I see I have posted nine entries in just over a year ('entries' often understood as a completely irrelevant picture), so I am thinking I may not after all enter myself for Blog of the Year contests.
However, things have happened:
I have lost more hair
I have replaced coffee-and-whisky in my classes with fruit juice-and-water
I have lost a few million neurons (I can't calculate how many exactly because I don't have enough neurons left to perform the calculation).
On the writing front:
BROKEN SYMMETRIES, a book collection of my short stories, was published a few weeks ago. I have already posted pics of the beautiful cover. As for the contents, a visit to:
http://www.doghornpublishing.com/symmetries.html
will give you more information, blurbs by Marvellous People Who Should Know, etc. And will attempt to guide your vacillating hand towards that pocket overflowing with loose change. If you buy Rhys Hughes' MISTER GUM at the same time, you get (gosh!) a discount.

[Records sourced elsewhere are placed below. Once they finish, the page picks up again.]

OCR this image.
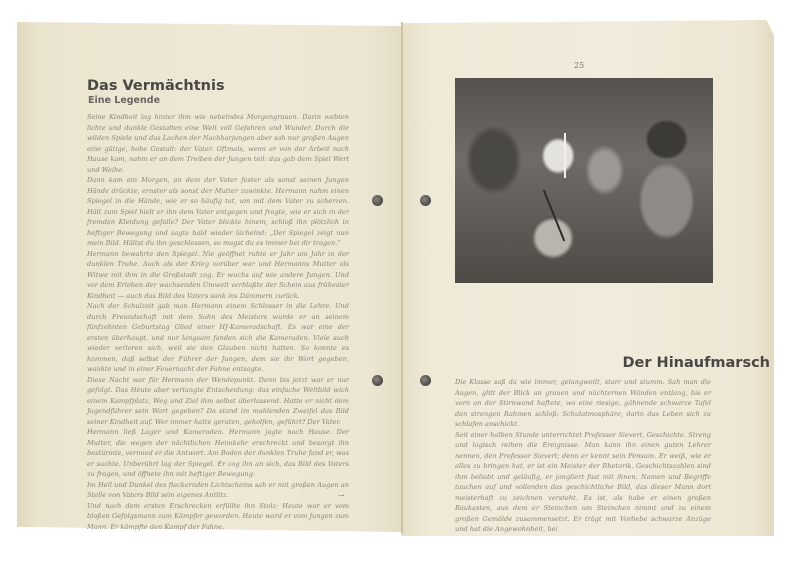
Das Vermächtnis
Eine Legende

Seine Kindheit lag hinter ihm wie nebelndes Morgengrauen. Darin webten lichte und dunkle Gestalten eine Welt voll Gefahren und Wunder. Durch die wilden Spiele und das Lachen der Nachbarjungen aber sah nur großen Augen eine gütige, hohe Gestalt: der Vater. Oftmals, wenn er von der Arbeit nach Hause kam, nahm er an dem Treiben der Jungen teil: das gab dem Spiel Wert und Weihe.

Dann kam ein Morgen, an dem der Vater fester als sonst seinen Jungen Hände drückte, ernster als sonst der Mutter zuwinkte. Hermann nahm einen Spiegel in die Hände, wie er so häufig tat, um mit dem Vater zu scherzen. Hält zum Spiel hielt er ihn dem Vater entgegen und fragte, wie er sich in der fremden Kleidung gefalle? Der Vater blickte hinein, schloß ihn plötzlich in heftiger Bewegung und sagte bald wieder lächelnd: „Der Spiegel zeigt nun mein Bild. Hältst du ihn geschlossen, so magst du es immer bei dir tragen.“

Hermann bewahrte den Spiegel. Nie geöffnet ruhte er Jahr um Jahr in der dunklen Truhe. Auch als der Krieg vorüber war und Hermanns Mutter als Witwe mit ihm in die Großstadt zog. Er wuchs auf wie andere Jungen. Und vor dem Erleben der wachsenden Umwelt verblaßte der Schein aus frühester Kindheit — auch das Bild des Vaters sank ins Dämmern zurück.

Nach der Schulzeit gab man Hermann einem Schlosser in die Lehre. Und durch Freundschaft mit dem Sohn des Meisters wurde er an seinem fünfzehnten Geburtstag Glied einer HJ-Kameradschaft. Es war eine der ersten überhaupt, und nur langsam fanden sich die Kameraden. Viele auch wieder verloren sich, weil sie den Glauben nicht hatten. So konnte es kommen, daß selbst der Führer der Jungen, dem sie ihr Wort gegeben, wankte und in einer Feuernacht der Fahne entsagte.

Diese Nacht war für Hermann der Wendepunkt. Denn bis jetzt war er nur gefolgt. Das Heute aber verlangte Entscheidung: das einfache Weltbild wich einem Kampfplatz, Weg und Ziel ihm selbst überlassend. Hatte er nicht dem Jugendführer sein Wort gegeben? Da stand im mahlenden Zweifel das Bild seiner Kindheit auf. Wer immer hatte geraten, geholfen, geführt? Der Vater.

Hermann ließ Lager und Kameraden. Hermann jagte nach Hause. Der Mutter, die wegen der nächtlichen Heimkehr erschreckt und besorgt ihn bestürmte, vermied er die Antwort. Am Boden der dunklen Truhe fand er, was er suchte. Unberührt lag der Spiegel. Er zog ihn an sich, das Bild des Vaters zu fragen, und öffnete ihn mit heftiger Bewegung:

Im Hell und Dunkel des flackernden Lichtscheins sah er mit großen Augen an Stelle von Vaters Bild sein eigenes Antlitz.

Und nach dem ersten Erschrecken erfüllte ihn Stolz: Heute war er vom bloßen Gefolgsmann zum Kämpfer geworden. Heute ward er vom Jungen zum Mann. Er kämpfte den Kampf der Fahne.

→
25
Der Hinaufmarsch

Die Klasse saß da wie immer, gelangweilt, starr und stumm. Sah man die Augen, glitt der Blick an grauen und nüchternen Wänden entlang, bis er vorn an der Stirnwand haftete, wo eine riesige, gähnende schwarze Tafel den strengen Rahmen schloß: Schulatmosphäre, darin das Leben sich zu schlafen anschickt.

Seit einer halben Stunde unterrichtet Professor Sievert, Geschichte. Streng und logisch reihen die Ereignisse. Man kann ihn einen guten Lehrer nennen, den Professor Sievert; denn er kennt sein Pensum. Er weiß, wie er alles zu bringen hat, er ist ein Meister der Rhetorik. Geschichtszahlen sind ihm beliebt und geläufig, er jongliert fast mit ihnen. Namen und Begriffe tauchen auf und vollenden das geschichtliche Bild, das dieser Mann dort meisterhaft zu zeichnen versteht. Es ist, als habe er einen großen Baukasten, aus dem er Steinchen um Steinchen nimmt und zu einem großen Gemälde zusammensetzt. Er trägt mit Vorliebe schwarze Anzüge und hat die Angewohnheit, bei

If you choose to buy MISTER GUM and not BROKEN SYMMETRIES (despite the undeniable prettiness, and my cunning manipulation of the font size here, of my title), you get shot, strangled, or stabbed, depending on the prefered technique of the person I hire.
So far, only two reviews:
http://www.leedsguide.co.uk/reviewsfull.php?id=12022
http://www.goodreads.com/book/show/6496173-broken-symmetries
(This review is also more entertainingly available in the downloadable TQF magazine:
http://www.silveragebooks.pwp.blueyonder.co.uk/mag/tqf/tqf_30.htm
Things have a habit of suddenly disappearing (or never even appearing) when I try to write something on the Internet, so I'll leave till later the news about the Spanish Cleopatra, my recalcitrant toenail, and a forthcoming appearance (of part of Fisher of Devils, not my toenail) in a book designed for Mexico City Police training. I kid you not!